В двухтысячном году Кейт нечасто доводилось улучить минутку в бесконечном вихре каждодневной рутины, чтобы задуматься, когда успело пройти столько времени. Раздумья, спокойное созерцание мира, да и просто отдых казались принадлежностью другой эпохи, недостижимыми и непостижимыми идеями из другой жизни. С другой дороги – которую она, как говорится, оставила про запас[113]113
Отсылка к стихотворению Роберта Фроста «Другая дорога» (The Road Not Taken, 1915). Пер. Г. Кружкова.
[Закрыть]. У матери троих детей – десятилетней девочки, неумолимо приближающейся к переходному возрасту, и мальчишек-близнецов, которым еще и двух нет, – не слишком-то много времени остается на то, чтобы подумать о себе. Разница в возрасте между детьми казалась такой огромной, что с тем же успехом можно было завести себе две отдельные семьи. Теперь-то она понимала, почему женщины стараются рожать с разницей в пару лет. С близнецами пришлось начинать все сначала, и сил на это уходило куда больше, чем когда-то с Марой.
Один за другим она разменивала свои дни на мелкую рутину, и сегодняшнее на удивление солнечное мартовское утро не сулило никаких перемен. Каждый раз домашние дела наваливались на нее огромной кучей, и, начав разгребать эту кучу еще до рассвета, она заканчивала работу уже затемно. Самое ужасное, что ничего сколько-нибудь осмысленного она сделать за день не успевала, но и на себя времени почти не оставалось. Жизнь домохозяйки с тремя детьми – это бесконечная гонка. Только об этом они и говорили с другими матерями, дожидаясь детей из школы. И еще о разводах. Казалось, каждый месяц распадается на части очередной такой крепкий с виду брак.

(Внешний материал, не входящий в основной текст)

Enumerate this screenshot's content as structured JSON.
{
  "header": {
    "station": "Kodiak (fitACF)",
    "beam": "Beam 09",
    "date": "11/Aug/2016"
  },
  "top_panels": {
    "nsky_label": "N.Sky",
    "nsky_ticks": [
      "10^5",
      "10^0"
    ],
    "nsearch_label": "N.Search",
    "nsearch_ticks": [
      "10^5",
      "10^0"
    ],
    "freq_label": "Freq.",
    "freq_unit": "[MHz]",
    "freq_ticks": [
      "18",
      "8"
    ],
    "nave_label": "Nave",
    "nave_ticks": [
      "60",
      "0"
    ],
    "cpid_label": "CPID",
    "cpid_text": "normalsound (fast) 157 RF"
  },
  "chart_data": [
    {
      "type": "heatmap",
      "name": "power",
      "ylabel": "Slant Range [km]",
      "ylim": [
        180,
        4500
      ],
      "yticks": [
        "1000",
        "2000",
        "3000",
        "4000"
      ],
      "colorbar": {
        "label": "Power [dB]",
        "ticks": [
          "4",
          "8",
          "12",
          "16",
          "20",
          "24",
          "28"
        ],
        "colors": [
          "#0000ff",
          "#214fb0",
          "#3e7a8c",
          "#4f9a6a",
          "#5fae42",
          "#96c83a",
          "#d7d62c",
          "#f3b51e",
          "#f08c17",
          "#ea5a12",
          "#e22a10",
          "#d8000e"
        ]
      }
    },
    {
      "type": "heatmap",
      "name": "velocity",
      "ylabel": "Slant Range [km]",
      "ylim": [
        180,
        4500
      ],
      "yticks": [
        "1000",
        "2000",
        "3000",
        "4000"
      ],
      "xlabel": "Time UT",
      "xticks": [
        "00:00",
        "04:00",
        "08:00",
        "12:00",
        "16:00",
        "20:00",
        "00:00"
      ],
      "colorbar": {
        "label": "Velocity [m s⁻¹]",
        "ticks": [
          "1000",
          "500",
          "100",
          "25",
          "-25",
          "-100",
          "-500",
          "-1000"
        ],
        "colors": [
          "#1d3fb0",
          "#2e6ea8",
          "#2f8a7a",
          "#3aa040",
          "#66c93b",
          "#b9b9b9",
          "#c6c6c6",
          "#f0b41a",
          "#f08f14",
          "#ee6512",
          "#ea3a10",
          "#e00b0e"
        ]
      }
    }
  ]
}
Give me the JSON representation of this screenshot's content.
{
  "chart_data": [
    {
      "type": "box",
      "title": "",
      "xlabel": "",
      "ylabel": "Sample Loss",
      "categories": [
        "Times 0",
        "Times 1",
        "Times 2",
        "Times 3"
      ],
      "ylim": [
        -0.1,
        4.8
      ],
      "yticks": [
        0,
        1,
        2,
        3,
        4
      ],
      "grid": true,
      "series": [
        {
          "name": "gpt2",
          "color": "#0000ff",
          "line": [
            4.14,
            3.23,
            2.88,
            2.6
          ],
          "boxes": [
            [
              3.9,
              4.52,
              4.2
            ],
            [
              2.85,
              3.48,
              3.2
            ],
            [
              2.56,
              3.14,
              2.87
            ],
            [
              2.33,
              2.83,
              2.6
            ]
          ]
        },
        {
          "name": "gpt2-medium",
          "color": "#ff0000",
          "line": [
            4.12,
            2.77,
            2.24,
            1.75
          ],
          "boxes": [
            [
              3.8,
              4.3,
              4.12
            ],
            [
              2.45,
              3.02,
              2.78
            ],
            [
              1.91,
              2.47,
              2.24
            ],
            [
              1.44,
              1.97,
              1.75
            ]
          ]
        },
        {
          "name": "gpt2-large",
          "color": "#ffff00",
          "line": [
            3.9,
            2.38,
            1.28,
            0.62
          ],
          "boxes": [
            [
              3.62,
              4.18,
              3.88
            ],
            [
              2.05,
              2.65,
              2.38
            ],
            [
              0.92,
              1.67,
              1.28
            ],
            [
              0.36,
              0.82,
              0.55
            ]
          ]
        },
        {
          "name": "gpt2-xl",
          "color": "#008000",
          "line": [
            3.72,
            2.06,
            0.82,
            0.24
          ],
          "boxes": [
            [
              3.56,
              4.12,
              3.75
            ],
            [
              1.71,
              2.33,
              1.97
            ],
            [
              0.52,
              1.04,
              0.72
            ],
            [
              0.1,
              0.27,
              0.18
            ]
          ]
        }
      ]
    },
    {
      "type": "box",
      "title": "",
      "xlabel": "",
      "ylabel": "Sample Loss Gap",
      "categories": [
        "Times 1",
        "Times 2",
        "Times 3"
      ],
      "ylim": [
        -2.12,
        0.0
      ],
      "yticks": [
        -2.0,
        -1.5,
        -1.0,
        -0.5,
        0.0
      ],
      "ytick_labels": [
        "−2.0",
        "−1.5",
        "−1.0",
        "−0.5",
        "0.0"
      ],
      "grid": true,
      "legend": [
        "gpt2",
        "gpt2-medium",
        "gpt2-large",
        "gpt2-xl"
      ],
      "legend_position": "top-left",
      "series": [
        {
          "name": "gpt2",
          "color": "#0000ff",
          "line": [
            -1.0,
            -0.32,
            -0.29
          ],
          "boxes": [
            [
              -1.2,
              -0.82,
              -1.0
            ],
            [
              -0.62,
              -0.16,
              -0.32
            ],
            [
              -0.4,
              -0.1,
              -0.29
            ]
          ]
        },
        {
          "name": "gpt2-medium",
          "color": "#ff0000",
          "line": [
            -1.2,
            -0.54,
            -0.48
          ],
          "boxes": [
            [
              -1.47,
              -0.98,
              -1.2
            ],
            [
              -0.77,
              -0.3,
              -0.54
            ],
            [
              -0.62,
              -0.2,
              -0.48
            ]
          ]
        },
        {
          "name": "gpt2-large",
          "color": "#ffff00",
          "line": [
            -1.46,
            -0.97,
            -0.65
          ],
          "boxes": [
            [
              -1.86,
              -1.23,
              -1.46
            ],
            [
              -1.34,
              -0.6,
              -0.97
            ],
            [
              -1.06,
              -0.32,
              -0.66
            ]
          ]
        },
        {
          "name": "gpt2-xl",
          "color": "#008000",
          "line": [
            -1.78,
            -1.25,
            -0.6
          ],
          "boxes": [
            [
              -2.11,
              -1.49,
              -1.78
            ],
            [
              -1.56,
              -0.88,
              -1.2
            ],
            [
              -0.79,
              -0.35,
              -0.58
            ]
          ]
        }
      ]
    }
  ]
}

И тем не менее сегодняшний день не был очередной блеклой бусиной, нанизанной на прозрачную лесу ее жизни, – сегодня приедет Талли, она в Сиэтле с очередным рекламным туром. Кейт не терпелось увидеть ее – впервые за много месяцев. Ей позарез нужно было провести хоть немного времени с подругой.
Она торопливо ставила галочки в списке ежедневных дел: отвезти Мару в школу, заехать в супермаркет (там она потратила слишком много времени), потом в «Райт-Эйд» за косметикой, успеть в библиотеку на чтение для малышей, забрать вещи Джонни из химчистки, уложить мальчиков, навести порядок в доме.
Забрав Мару из школы в половине третьего, она уже чувствовала себя выжатой как лимон.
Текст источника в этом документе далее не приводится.